I was astonished to read that Julia Pastrana was a real character. What surprised you in your research? What did you embellish or add?

Some of this is covered in the answer to Question 2.
  
It’s true that Julia lived with the Sanchez family till she was twenty, but I made up the characters of the household. It’s true she went first to New Orleans, but her time there is all made up, as are the characters she travelled with.Rates and Beach existed but I know nothing about them. The story of her mother giving her to the vaqueros rings true, but there are other versions. I made up Cato and Ezra and Berneice. The meeting with Barnum and Van Hare happened, as did the military ball in Baltimore, the insults in the French press, the debacle of ‘The MilkMan Cured’, and her friendship with Friederike. The Russian characters are made up apart from Trettenbacher and Sokolov. Marie is real, also the circumstances of her meeting with Theodore Lent, their marriage and travels and eventual purchase of the wax museum in St. Petersburg. The bridge scene in St Petersburg happened.
  
The last section is true, but I gave the baby a fictional after-life, a kind of odyssey before he ends up where he can finally rest. I wanted to give him a kind of fictional closure, which he never had in real life.
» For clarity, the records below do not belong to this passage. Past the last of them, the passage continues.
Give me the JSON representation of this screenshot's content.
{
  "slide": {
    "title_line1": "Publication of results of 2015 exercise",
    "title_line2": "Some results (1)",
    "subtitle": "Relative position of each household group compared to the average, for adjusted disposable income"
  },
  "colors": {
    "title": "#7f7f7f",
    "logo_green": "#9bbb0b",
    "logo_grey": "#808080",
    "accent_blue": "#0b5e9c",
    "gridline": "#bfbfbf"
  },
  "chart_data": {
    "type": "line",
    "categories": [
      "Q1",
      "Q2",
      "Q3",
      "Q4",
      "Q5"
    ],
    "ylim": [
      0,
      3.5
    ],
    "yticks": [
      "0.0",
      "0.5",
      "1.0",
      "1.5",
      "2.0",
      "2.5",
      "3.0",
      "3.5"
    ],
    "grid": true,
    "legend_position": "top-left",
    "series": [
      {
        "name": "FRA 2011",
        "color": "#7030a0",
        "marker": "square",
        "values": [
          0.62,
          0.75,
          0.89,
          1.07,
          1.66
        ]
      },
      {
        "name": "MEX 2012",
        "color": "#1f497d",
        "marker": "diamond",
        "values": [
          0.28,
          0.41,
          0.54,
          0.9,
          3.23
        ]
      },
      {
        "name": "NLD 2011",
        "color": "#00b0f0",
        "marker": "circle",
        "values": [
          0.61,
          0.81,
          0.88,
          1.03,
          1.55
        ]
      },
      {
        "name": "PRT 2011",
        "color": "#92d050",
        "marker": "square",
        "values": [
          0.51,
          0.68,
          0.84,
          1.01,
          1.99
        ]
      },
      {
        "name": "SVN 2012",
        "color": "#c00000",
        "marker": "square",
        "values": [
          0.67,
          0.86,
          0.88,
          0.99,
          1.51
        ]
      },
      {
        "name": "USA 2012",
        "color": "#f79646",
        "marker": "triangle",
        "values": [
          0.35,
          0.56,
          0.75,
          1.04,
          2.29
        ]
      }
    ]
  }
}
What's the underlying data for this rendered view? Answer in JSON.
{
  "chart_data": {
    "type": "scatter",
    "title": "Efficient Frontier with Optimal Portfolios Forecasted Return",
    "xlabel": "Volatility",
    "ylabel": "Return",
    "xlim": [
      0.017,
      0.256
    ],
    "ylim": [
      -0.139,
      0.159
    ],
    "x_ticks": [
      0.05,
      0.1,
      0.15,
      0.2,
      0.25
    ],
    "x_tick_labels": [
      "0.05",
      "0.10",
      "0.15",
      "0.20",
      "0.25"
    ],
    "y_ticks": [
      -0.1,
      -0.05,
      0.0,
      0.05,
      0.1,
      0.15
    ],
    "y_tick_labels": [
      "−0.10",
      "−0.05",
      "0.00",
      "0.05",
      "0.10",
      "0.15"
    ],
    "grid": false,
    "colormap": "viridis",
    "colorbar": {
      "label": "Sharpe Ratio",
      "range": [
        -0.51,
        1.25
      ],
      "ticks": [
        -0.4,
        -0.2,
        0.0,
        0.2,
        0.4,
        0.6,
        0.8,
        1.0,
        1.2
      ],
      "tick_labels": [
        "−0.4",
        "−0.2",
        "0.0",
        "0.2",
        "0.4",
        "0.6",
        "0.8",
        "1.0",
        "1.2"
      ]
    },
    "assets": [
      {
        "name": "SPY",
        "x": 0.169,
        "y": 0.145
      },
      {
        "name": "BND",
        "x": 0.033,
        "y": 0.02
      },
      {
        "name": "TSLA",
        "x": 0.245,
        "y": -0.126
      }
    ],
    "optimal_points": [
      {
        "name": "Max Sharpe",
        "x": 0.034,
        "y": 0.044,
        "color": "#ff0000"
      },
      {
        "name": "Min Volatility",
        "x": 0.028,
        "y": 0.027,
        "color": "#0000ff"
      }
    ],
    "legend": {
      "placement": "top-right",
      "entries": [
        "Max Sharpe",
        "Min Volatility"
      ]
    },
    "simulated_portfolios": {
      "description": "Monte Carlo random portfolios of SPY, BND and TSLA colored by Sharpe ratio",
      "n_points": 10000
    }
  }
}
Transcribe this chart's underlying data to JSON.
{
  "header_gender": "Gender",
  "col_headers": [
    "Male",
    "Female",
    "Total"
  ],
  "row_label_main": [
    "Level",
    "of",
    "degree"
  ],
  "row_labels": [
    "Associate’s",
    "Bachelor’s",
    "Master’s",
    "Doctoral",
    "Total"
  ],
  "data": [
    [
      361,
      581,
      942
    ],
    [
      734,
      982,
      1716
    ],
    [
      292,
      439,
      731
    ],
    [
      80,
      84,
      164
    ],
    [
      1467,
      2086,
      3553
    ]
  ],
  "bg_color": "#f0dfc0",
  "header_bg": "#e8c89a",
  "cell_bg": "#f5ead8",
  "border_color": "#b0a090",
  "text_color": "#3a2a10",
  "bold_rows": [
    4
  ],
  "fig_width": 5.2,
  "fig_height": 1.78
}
 I also loved Rose, the 20th Century woman who speaks to the dead. What made you decide to have her in the narrative instead of just focusing on Julia?

I needed the modern perspective because Julia’s story is not contained within the boundaries of her own life. Rose presented herself as a worthy foster-mother for lost things. I know the Rose character very well, she’s a mixture of people I’ve known.

What’s obsessing you now and why?

 The usual things: the scary state of the world, time, mortality, staying sane, working stuff out in my head for the next book.